It's about 10 times more difficult to get into Google than Harvard University.
The banner atop the Google Careers portal caught my eye back when I was one of three million hungry applicants: "Do Cool Things That Matter."
It speaks at once of the tech industry's casual hipness and its passionate purpose. It spoke to me.
But while it probably describes some jobs at Google, it hardly captures my experience these past two years in the company's human resources department. And so I'm handing in my resignation this week.
There is nothing cool about my job as a "talent channels specialist", a type of recruiter charged with soliciting new applications from qualified people who haven't thought to apply or who might need persuading.
I scour LinkedIn, a factory farm of fluff, for engineers with a specific skill set and then send hundreds of canned messages to unsuspecting professionals each week.
Google HR uses the TextExpander program, which populates email templates with salutations, job description links and questions. All we have to do is press two keys (mine are semicolon followed by the letter "C").
There's also space for fill-in-the-blanks: one for the candidate's name ("Hey Mark") and another at the end for the day of the week ("Enjoy your Thursday!"), so the message is personal.

Google's low-level HR employees are barraged by higher-ups about Passion! and how we are Changing People's Lives!
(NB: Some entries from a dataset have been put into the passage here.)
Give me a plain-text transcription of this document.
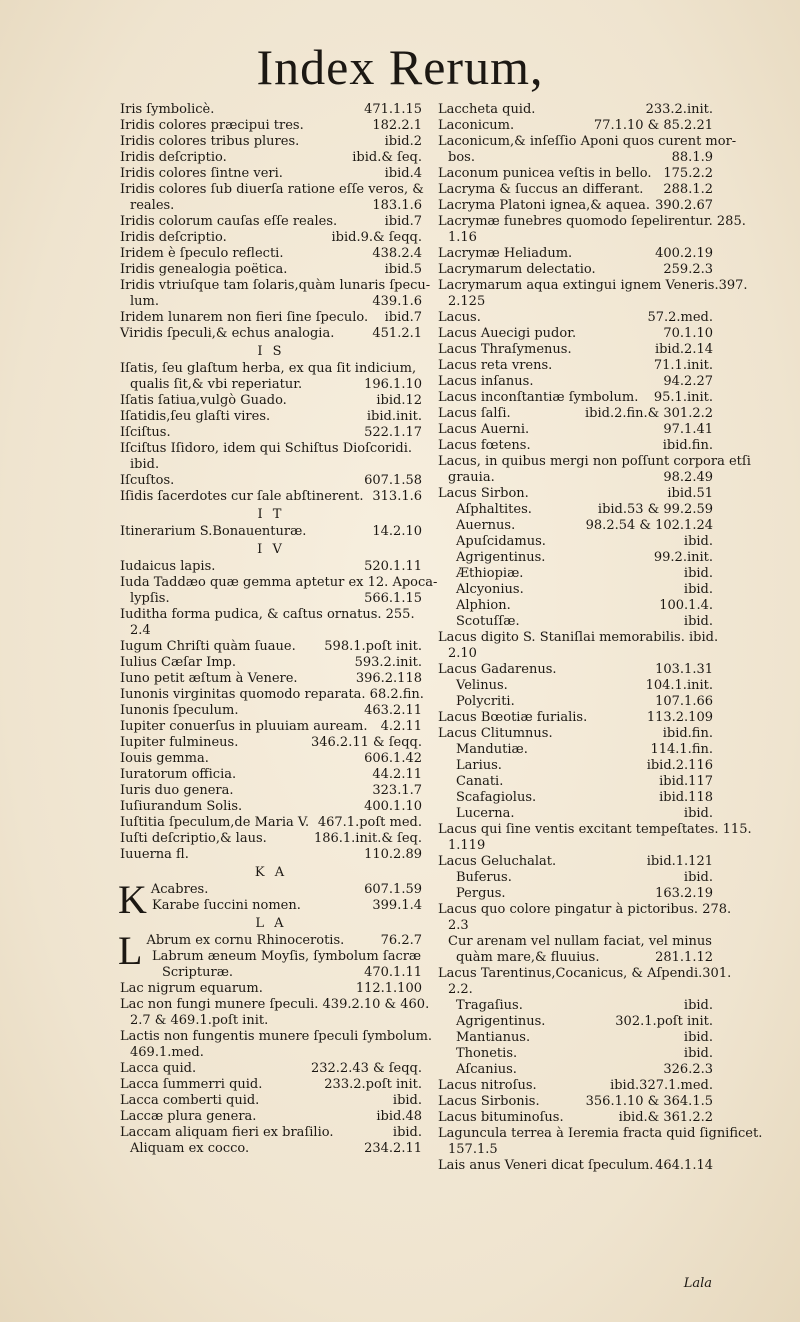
Index Rerum,
Iris ſymbolicè.	471.1.15
Iridis colores præcipui tres.	182.2.1
Iridis colores tribus plures.	ibid.2
Iridis deſcriptio.	ibid.& ſeq.
Iridis colores ſintne veri.	ibid.4
Iridis colores ſub diuerſa ratione eſſe veros, &
reales.	183.1.6
Iridis colorum cauſas eſſe reales.	ibid.7
Iridis deſcriptio.	ibid.9.& ſeqq.
Iridem è ſpeculo reflecti.	438.2.4
Iridis genealogia poëtica.	ibid.5
Iridis vtriuſque tam ſolaris,quàm lunaris ſpecu-
lum.	439.1.6
Iridem lunarem non fieri ſine ſpeculo. ibid.7
Viridis ſpeculi,& echus analogia.	451.2.1
I S
Iſatis, ſeu glaſtum herba, ex qua ſit indicium,
qualis ſit,& vbi reperiatur.	196.1.10
Iſatis ſatiua,vulgò Guado.	ibid.12
Iſatidis,ſeu glaſti vires.	ibid.init.
Iſciſtus.	522.1.17
Iſciſtus Iſidoro, idem qui Schiſtus Dioſcoridi.
ibid.
Iſcuſtos.	607.1.58
Iſidis ſacerdotes cur ſale abſtinerent. 313.1.6
I T
Itinerarium S.Bonauenturæ.	14.2.10
I V
Iudaicus lapis.	520.1.11
Iuda Taddæo quæ gemma aptetur ex 12. Apoca-
lypſis.	566.1.15
Iuditha forma pudica, & caſtus ornatus. 255.
2.4
Iugum Chriſti quàm ſuaue. 598.1.poſt init.
Iulius Cæſar Imp.	593.2.init.
Iuno petit æſtum à Venere.	396.2.118
Iunonis virginitas quomodo reparata. 68.2.fin.
Iunonis ſpeculum.	463.2.11
Iupiter conuerſus in pluuiam auream. 4.2.11
Iupiter fulmineus.	346.2.11 & ſeqq.
Iouis gemma.	606.1.42
Iuratorum officia.	44.2.11
Iuris duo genera.	323.1.7
Iuſiurandum Solis.	400.1.10
Iuſtitia ſpeculum,de Maria V. 467.1.poſt med.
Iuſti deſcriptio,& laus.	186.1.init.& ſeq.
Iuuerna fl.	110.2.89
K A
K Acabres.	607.1.59
Karabe ſuccini nomen.	399.1.4
L A
L Abrum ex cornu Rhinocerotis.	76.2.7
Labrum æneum Moyſis, ſymbolum ſacræ
Scripturæ.	470.1.11
Lac nigrum equarum.	112.1.100
Lac non fungi munere ſpeculi. 439.2.10 & 460.
2.7 & 469.1.poſt init.
Lactis non fungentis munere ſpeculi ſymbolum.
469.1.med.
Lacca quid.	232.2.43 & ſeqq.
Lacca ſummerri quid.	233.2.poſt init.
Lacca comberti quid.	ibid.
Laccæ plura genera.	ibid.48
Laccam aliquam fieri ex braſilio.	ibid.
Aliquam ex cocco.	234.2.11
Laccheta quid.	233.2.init.
Laconicum.	77.1.10 & 85.2.21
Laconicum,& inſeſſio Aponi quos curent mor-
bos.	88.1.9
Laconum punicea veſtis in bello. 175.2.2
Lacryma & ſuccus an differant. 288.1.2
Lacryma Platoni ignea,& aquea. 390.2.67
Lacrymæ funebres quomodo ſepelirentur. 285.
1.16
Lacrymæ Heliadum.	400.2.19
Lacrymarum delectatio.	259.2.3
Lacrymarum aqua extingui ignem Veneris.397.
2.125
Lacus.	57.2.med.
Lacus Auecigi pudor.	70.1.10
Lacus Thraſymenus.	ibid.2.14
Lacus reta vrens.	71.1.init.
Lacus inſanus.	94.2.27
Lacus inconſtantiæ ſymbolum. 95.1.init.
Lacus ſalſi.	ibid.2.fin.& 301.2.2
Lacus Auerni.	97.1.41
Lacus fœtens.	ibid.fin.
Lacus, in quibus mergi non poſſunt corpora etſi
grauia.	98.2.49
Lacus Sirbon.	ibid.51
Aſphaltites.	ibid.53 & 99.2.59
Auernus.	98.2.54 & 102.1.24
Apuſcidamus.	ibid.
Agrigentinus.	99.2.init.
Æthiopiæ.	ibid.
Alcyonius.	ibid.
Alphion.	100.1.4.
Scotuſſæ.	ibid.
Lacus digito S. Staniſlai memorabilis. ibid.
2.10
Lacus Gadarenus.	103.1.31
Velinus.	104.1.init.
Polycriti.	107.1.66
Lacus Bœotiæ furialis.	113.2.109
Lacus Clitumnus.	ibid.fin.
Mandutiæ.	114.1.fin.
Larius.	ibid.2.116
Canati.	ibid.117
Scafagiolus.	ibid.118
Lucerna.	ibid.
Lacus qui ſine ventis excitant tempeſtates. 115.
1.119
Lacus Geluchalat.	ibid.1.121
Buferus.	ibid.
Pergus.	163.2.19
Lacus quo colore pingatur à pictoribus. 278.
2.3
Cur arenam vel nullam faciat, vel minus
quàm mare,& fluuius.	281.1.12
Lacus Tarentinus,Cocanicus, & Aſpendi.301.
2.2.
Tragaſius.	ibid.
Agrigentinus.	302.1.poſt init.
Mantianus.	ibid.
Thonetis.	ibid.
Aſcanius.	326.2.3
Lacus nitroſus.	ibid.327.1.med.
Lacus Sirbonis.	356.1.10 & 364.1.5
Lacus bituminoſus.	ibid.& 361.2.2
Laguncula terrea à Ieremia fracta quid ſignificet.
157.1.5
Lais anus Veneri dicat ſpeculum. 464.1.14
Lala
We then hold 10-minute phone calls with interested candidates, conversations comparable in depth and variation to a drive-through order at Burger King.
Our mouth muscles get so accustomed to the spiel that we can think full separate thoughts - about our next career move, say - while talking.
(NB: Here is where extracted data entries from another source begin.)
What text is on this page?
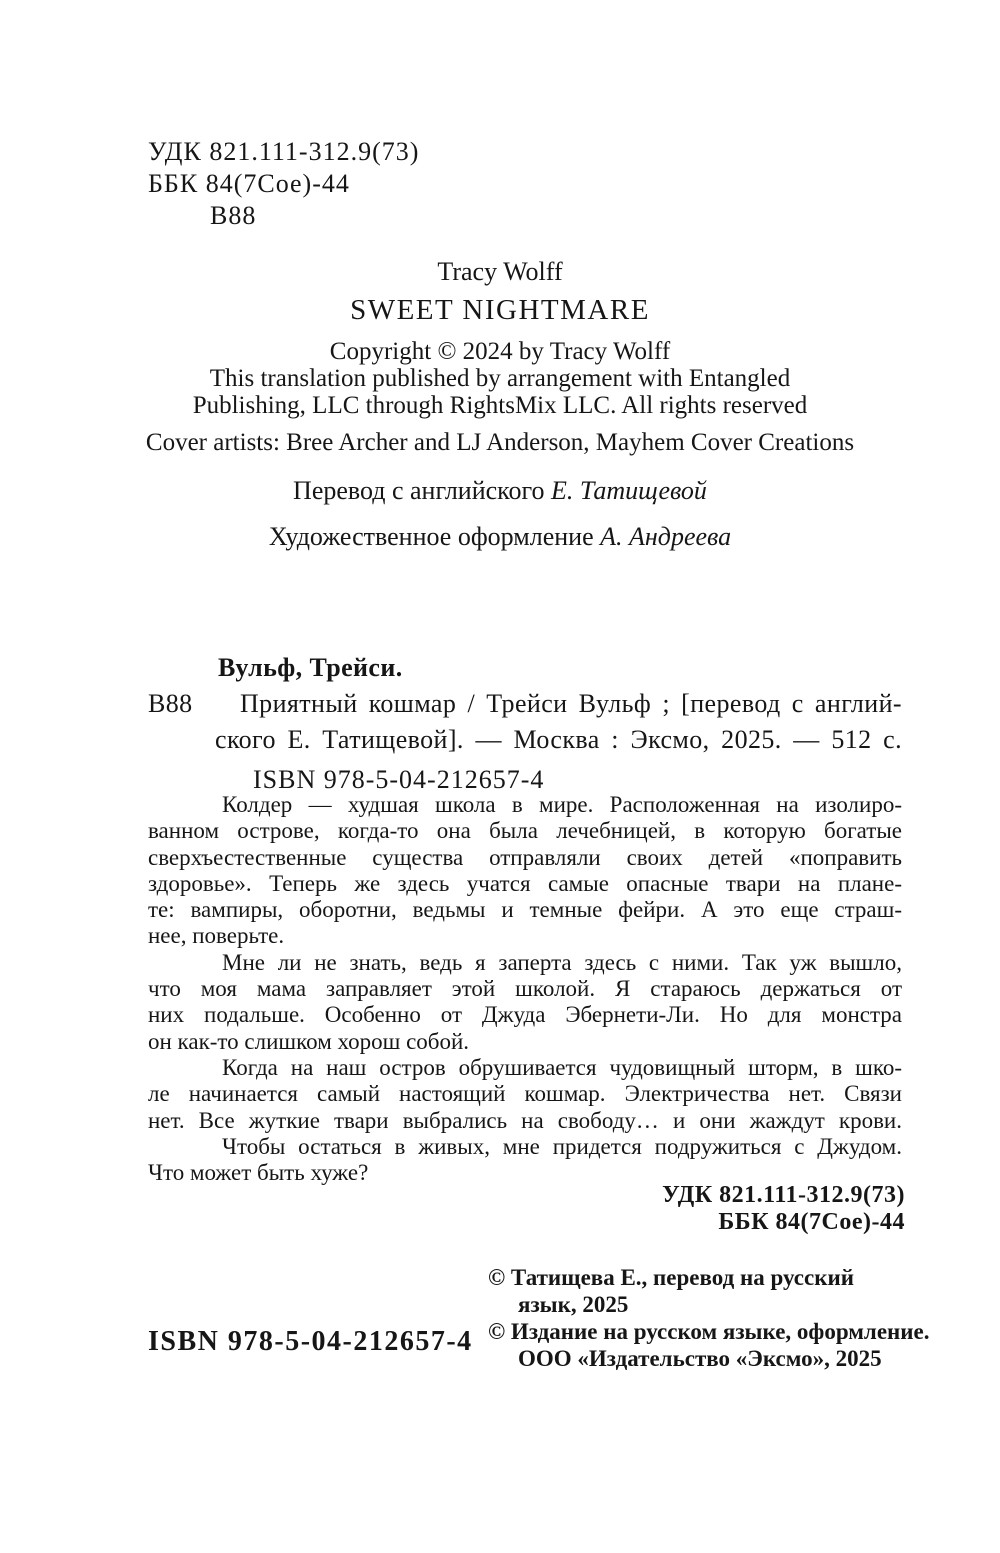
УДК 821.111-312.9(73)
ББК 84(7Сое)-44
В88
Tracy Wolff
SWEET NIGHTMARE
Copyright © 2024 by Tracy Wolff
This translation published by arrangement with Entangled
Publishing, LLC through RightsMix LLC. All rights reserved
Cover artists: Bree Archer and LJ Anderson, Mayhem Cover Creations
Перевод с английского Е. Татищевой
Художественное оформление А. Андреева
Вульф, Трейси.
В88	Приятный кошмар / Трейси Вульф ; [перевод с англий-
ского Е. Татищевой]. — Москва : Эксмо, 2025. — 512 с.
ISBN 978-5-04-212657-4
Колдер — худшая школа в мире. Расположенная на изолиро-
ванном острове, когда-то она была лечебницей, в которую богатые
сверхъестественные существа отправляли своих детей «поправить
здоровье». Теперь же здесь учатся самые опасные твари на плане-
те: вампиры, оборотни, ведьмы и темные фейри. А это еще страш-
нее, поверьте.
Мне ли не знать, ведь я заперта здесь с ними. Так уж вышло,
что моя мама заправляет этой школой. Я стараюсь держаться от
них подальше. Особенно от Джуда Эбернети-Ли. Но для монстра
он как-то слишком хорош собой.
Когда на наш остров обрушивается чудовищный шторм, в шко-
ле начинается самый настоящий кошмар. Электричества нет. Связи
нет. Все жуткие твари выбрались на свободу… и они жаждут крови.
Чтобы остаться в живых, мне придется подружиться с Джудом.
Что может быть хуже?
УДК 821.111-312.9(73)
ББК 84(7Сое)-44
© Татищева Е., перевод на русский
язык, 2025
© Издание на русском языке, оформление.
ООО «Издательство «Эксмо», 2025
ISBN 978-5-04-212657-4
We might feign curiosity in a candidate's ideal role, pitch them on working at Google and finally ask a few technical questions from a spreadsheet that gives us the correct answers, thankfully, because computer science is Greek to us.
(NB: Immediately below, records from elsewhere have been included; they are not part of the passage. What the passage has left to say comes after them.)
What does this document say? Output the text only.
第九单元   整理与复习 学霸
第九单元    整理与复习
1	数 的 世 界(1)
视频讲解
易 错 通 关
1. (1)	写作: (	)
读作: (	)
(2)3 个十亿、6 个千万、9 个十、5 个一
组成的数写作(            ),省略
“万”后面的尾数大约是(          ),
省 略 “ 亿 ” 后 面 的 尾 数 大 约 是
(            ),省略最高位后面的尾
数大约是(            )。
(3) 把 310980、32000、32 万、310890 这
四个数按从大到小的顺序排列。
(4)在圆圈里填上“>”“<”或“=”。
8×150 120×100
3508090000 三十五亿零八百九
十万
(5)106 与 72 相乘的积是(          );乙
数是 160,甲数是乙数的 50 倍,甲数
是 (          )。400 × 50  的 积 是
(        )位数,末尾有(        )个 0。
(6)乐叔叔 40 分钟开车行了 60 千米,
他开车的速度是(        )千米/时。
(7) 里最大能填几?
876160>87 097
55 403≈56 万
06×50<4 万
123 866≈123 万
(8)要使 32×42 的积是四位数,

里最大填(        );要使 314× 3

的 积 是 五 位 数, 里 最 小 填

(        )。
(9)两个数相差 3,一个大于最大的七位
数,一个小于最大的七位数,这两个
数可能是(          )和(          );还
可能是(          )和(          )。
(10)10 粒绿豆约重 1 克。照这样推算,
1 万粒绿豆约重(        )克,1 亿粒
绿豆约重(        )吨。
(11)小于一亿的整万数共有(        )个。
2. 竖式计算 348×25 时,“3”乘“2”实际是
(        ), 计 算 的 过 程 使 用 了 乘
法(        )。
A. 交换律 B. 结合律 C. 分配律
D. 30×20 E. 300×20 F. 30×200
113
HR "specialists" don't participate in second-round interviews. We merely collect times of availability from candidates and then wait for the results.
If a second interview goes well, we hand off the candidate to another recruiter. If it doesn't go well? TextExpander: semicolon followed by "NO" populates a sympathetic four-paragraph rejection email. We then return to step one: LinkedIn.
That's it. The whole job. Seriously. Repeated 40 or so times in each workday.